You guys are pretty hip so I'm pretty sure you knew that tomorrow is National Baked Alaska day. The thing about Baked Alaska is it's bunch of ice cream inside of a cake. Basically cavity central. I'm pretty sure the dentist people love Baked Alaska as much as they love crystal meth. Why do I say that? Because they're both bad for your teeth. You know how they've got that thing called meth mouth. I'm sure they've gotta thing called Alaska Mouth too.
Seriously guys February 1st is an historic day for all Alaskans. Look it up if you don't believe me, I'm not lying. It is the celebration of when the very first eskimo made a Baked Alaska. Can you imagine this guy just hanging out in his little igloo freezing his buns off eating seal blubber all day. Who does this guy think he is anyway? Can you possible imagine having to go run around the ice, all slipping and sliding all over the place just to get some food. So you're sliding around you're wearing your coat you made from the skin of some werewolf you hunted down, which had to be hard to catch because those werewolf dudes sure are feisty, and then you see a seal flopping around somewhere. That mumbojumbo is hard to catch because they're really slippery and they'll whack you around. But i'm sure he'll just grab the hammer he built his igloo with and smash it into it's skull, the poor seal. It's poor skull. Sad. Now he's got a little seal meal. I mean, it's either that or penguin kabobs but they don't have teriyaki sauce up there probably, so they gotta eat that stuff plain. Have you ever wonder what a penguin tuxedo is made of? Probably just fur I guess. I bet it burns off in the fire or something. Aw man I hate the smell of burning hair. Where was I? Oh ya.
But he just was like “Man this seal blubber really tastes like crud. I gotta make something new, because I'm real tired of this seal blubber junk. I'm gonna go over there and take that big pile of snow and add some flavor to it, maybe vanilla. Then I'm gonna go over here and get a sponge cake and throw some of that flavored snow all over it. Then I'm gonna get these eggs that my igloo chicken laid, crack em up, whip em around with an icicle and make some meringue” (it's said like: ma-rang).

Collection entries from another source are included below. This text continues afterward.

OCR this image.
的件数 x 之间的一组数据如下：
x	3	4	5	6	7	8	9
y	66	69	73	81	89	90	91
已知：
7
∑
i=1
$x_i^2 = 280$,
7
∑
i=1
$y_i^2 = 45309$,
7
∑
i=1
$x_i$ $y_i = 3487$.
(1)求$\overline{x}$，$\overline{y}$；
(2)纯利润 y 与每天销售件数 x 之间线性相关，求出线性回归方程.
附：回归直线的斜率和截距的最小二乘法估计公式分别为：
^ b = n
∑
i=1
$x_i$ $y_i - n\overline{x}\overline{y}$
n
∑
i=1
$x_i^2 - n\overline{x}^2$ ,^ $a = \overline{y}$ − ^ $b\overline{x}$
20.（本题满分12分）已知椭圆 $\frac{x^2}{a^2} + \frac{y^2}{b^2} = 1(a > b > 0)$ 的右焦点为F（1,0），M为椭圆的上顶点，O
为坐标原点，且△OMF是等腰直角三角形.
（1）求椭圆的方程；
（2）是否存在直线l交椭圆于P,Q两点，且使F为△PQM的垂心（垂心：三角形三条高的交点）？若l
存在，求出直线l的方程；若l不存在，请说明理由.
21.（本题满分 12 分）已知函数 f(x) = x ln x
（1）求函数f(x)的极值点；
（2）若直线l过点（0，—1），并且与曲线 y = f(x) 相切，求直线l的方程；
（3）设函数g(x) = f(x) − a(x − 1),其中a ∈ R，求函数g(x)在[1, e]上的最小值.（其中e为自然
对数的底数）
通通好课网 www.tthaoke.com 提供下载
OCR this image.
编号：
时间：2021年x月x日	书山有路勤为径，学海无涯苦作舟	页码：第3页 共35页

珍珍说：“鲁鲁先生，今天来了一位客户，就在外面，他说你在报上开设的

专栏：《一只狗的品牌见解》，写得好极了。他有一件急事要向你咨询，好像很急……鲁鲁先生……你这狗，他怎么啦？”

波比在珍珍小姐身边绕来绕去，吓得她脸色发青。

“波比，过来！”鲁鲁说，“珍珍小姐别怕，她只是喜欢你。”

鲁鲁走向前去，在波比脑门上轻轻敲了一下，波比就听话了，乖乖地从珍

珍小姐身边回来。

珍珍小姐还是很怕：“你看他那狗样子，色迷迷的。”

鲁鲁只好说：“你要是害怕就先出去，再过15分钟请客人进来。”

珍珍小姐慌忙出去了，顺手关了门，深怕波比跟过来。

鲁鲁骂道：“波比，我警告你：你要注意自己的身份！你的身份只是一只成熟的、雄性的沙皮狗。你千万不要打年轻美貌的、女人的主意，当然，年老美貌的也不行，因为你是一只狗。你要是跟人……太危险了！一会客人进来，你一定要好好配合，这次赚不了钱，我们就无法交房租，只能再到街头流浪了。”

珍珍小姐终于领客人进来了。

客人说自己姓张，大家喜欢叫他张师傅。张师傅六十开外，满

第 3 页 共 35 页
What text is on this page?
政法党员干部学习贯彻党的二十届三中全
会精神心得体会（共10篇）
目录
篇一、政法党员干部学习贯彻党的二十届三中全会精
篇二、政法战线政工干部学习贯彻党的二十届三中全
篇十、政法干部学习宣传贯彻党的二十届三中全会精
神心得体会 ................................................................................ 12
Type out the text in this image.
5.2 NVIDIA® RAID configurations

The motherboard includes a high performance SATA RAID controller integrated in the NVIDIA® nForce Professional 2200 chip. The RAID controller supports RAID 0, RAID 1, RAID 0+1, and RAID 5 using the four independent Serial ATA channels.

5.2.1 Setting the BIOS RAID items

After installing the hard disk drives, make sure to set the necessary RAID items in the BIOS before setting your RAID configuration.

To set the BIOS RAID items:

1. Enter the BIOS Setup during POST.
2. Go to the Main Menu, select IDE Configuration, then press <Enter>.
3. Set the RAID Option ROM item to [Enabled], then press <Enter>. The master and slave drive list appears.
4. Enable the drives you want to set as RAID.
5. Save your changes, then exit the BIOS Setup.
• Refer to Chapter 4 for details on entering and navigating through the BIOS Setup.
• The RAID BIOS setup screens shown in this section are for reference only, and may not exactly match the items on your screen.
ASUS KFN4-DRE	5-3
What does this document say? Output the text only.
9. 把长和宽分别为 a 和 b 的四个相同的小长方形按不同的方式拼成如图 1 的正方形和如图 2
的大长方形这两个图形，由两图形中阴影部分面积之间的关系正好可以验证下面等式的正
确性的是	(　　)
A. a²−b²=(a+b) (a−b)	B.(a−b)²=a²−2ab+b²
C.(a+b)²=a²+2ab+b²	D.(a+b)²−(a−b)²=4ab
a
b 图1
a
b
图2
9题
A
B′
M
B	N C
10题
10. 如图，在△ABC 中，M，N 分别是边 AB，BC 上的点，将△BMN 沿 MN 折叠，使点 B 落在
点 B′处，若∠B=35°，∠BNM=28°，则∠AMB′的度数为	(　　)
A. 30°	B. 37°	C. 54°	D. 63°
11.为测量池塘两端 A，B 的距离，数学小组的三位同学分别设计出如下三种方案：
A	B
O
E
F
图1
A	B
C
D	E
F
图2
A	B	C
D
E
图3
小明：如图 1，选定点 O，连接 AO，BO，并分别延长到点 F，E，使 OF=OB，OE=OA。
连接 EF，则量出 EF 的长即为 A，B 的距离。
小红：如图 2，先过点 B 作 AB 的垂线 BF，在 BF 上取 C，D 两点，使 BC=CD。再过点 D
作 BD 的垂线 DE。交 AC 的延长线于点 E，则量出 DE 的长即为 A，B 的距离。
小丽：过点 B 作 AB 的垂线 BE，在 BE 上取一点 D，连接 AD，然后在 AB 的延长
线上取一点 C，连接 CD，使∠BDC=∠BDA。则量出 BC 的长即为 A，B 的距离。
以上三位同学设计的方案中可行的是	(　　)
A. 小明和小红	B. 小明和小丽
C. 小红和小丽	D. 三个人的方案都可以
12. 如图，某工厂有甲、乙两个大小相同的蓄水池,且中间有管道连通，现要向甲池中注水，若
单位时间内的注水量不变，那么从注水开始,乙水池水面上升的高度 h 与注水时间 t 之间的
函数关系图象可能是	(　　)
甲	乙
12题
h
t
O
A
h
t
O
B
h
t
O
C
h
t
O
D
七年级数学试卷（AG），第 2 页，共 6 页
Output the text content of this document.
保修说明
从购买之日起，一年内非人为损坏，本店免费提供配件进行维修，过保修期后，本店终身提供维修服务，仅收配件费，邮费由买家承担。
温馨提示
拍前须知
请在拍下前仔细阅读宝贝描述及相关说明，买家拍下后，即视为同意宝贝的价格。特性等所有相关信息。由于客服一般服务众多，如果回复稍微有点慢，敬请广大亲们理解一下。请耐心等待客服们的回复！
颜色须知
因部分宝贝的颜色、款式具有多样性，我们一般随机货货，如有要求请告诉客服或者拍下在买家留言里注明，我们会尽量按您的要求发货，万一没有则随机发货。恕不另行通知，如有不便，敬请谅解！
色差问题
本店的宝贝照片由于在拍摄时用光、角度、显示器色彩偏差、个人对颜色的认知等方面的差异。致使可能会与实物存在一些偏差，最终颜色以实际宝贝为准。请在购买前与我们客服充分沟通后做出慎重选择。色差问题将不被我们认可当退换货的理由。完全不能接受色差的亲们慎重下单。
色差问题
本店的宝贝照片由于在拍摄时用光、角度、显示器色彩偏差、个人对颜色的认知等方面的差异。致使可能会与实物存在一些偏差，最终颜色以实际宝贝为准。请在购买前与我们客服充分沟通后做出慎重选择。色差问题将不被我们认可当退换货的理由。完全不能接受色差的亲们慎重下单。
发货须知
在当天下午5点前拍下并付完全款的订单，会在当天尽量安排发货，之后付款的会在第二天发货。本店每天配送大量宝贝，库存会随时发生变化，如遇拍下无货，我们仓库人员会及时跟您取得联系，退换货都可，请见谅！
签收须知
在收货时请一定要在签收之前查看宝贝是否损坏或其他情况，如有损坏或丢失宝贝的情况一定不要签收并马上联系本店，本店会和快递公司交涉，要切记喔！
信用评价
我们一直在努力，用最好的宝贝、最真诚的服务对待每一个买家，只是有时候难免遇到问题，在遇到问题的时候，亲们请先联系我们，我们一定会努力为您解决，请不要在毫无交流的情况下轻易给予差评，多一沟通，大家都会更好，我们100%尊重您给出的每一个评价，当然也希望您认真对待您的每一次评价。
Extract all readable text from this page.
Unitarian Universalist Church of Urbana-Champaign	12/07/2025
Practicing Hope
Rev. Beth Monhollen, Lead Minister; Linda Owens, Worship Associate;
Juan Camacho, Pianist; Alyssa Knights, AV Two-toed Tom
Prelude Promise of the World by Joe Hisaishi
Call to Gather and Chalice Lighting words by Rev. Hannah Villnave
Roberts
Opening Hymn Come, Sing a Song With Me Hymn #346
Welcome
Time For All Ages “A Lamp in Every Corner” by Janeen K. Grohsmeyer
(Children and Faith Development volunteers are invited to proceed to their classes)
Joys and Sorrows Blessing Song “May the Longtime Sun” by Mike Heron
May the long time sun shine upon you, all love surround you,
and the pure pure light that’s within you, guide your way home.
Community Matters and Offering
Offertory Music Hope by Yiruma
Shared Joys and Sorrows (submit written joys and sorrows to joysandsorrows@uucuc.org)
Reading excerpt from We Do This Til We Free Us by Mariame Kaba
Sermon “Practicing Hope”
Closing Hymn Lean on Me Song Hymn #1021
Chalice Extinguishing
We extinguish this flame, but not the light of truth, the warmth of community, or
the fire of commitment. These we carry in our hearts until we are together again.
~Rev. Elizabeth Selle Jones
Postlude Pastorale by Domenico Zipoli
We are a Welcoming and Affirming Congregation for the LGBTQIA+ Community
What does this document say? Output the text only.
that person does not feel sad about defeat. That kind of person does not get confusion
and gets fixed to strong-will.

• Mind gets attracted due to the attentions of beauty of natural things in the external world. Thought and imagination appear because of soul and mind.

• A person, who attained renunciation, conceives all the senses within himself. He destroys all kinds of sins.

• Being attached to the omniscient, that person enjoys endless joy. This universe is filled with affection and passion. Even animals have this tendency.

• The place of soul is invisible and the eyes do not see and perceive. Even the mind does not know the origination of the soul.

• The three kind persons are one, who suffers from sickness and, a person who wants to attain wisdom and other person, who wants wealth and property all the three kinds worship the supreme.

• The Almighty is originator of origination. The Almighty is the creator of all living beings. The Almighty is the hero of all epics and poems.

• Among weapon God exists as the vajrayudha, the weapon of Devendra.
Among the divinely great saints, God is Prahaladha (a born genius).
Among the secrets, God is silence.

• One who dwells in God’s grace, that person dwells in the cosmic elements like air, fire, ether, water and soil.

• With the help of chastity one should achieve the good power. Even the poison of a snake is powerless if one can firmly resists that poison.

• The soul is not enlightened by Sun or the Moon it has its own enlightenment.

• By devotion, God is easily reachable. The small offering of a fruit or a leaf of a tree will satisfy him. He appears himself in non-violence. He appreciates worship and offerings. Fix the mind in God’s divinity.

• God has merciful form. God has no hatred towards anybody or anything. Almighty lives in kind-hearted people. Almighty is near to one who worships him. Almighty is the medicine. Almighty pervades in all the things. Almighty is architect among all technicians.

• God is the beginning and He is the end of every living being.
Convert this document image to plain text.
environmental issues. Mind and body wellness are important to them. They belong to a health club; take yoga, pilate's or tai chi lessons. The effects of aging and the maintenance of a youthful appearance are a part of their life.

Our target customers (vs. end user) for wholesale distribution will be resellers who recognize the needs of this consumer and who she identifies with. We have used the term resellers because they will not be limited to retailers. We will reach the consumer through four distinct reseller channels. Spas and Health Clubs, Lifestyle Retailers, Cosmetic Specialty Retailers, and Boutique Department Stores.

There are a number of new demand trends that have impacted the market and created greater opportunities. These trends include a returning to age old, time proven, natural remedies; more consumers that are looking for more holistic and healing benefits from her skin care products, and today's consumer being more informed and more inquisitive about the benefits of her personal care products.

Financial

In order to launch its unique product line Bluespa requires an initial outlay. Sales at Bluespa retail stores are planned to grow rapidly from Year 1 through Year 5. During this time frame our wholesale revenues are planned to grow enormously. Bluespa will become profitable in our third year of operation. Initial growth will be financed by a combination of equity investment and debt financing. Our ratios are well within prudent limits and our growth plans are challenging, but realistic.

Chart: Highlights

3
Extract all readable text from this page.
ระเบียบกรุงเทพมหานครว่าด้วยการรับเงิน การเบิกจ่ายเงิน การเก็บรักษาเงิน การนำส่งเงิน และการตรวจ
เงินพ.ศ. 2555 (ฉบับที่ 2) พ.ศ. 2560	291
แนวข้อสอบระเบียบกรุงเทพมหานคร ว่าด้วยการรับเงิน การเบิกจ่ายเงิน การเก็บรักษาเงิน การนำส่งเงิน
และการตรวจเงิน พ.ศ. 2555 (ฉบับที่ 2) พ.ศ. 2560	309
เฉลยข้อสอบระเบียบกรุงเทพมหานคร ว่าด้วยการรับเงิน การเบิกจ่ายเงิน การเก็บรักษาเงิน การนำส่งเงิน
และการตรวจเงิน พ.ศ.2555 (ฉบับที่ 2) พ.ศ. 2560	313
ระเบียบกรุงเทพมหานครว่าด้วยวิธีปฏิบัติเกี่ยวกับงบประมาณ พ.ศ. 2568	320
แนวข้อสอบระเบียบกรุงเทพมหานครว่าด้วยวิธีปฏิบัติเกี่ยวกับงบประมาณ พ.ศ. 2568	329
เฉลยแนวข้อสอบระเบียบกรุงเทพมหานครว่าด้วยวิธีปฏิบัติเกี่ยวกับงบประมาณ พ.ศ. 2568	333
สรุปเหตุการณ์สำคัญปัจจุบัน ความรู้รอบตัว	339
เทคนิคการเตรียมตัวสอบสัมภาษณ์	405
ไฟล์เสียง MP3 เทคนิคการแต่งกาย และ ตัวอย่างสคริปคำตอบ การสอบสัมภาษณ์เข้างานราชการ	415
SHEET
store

I think Mr. eskimo mighta forgotten to take the yolks out of the eggs the way he was describing that recipe. But maybe not. Everyone knows you can't have yolks in meringue, dweeber.
“Now I gotta go slather that meringue stuff on my flavored snow sponge cake contraption. But shoot, I gotta make my eskimo oven really hot because if I don't it will have to be in there cooking for too long and it will be baked alaska soup, which I can already tell would suck. Lucky for me meringue is a great insulator, so that means it's programmed to keep that heat out. Heck I don't know why they haven't put meringue inside the walls of houses instead of that pink cotton candy stuff that's in my grandma's house that always gives me a stomach ache when I eat it. So ya I throw that contraption in the oven, wait about 3 minutes and poof all done. Now what am I gonna call this thing. It's gotta be something really catchy and magical. How about 'yummy igloo food'? Naw. 'a tiny house I can eat'? Nope, don't be crazy. 'This stuff's gonna kill my teeth'. Get a life. Okay I guess I'll call it Baked Alaska!”
So that's the story of a baked Alaska. Guess he didn't forget to remove the yolks after all folks. If you follow this ancient eskimo's recipe you should be on your jolly way to Baked Alaska land in no time. Maybe you can crumble some of those daily vitamins on top and make it a health breakfast option tomorrow. For now, Good Morning!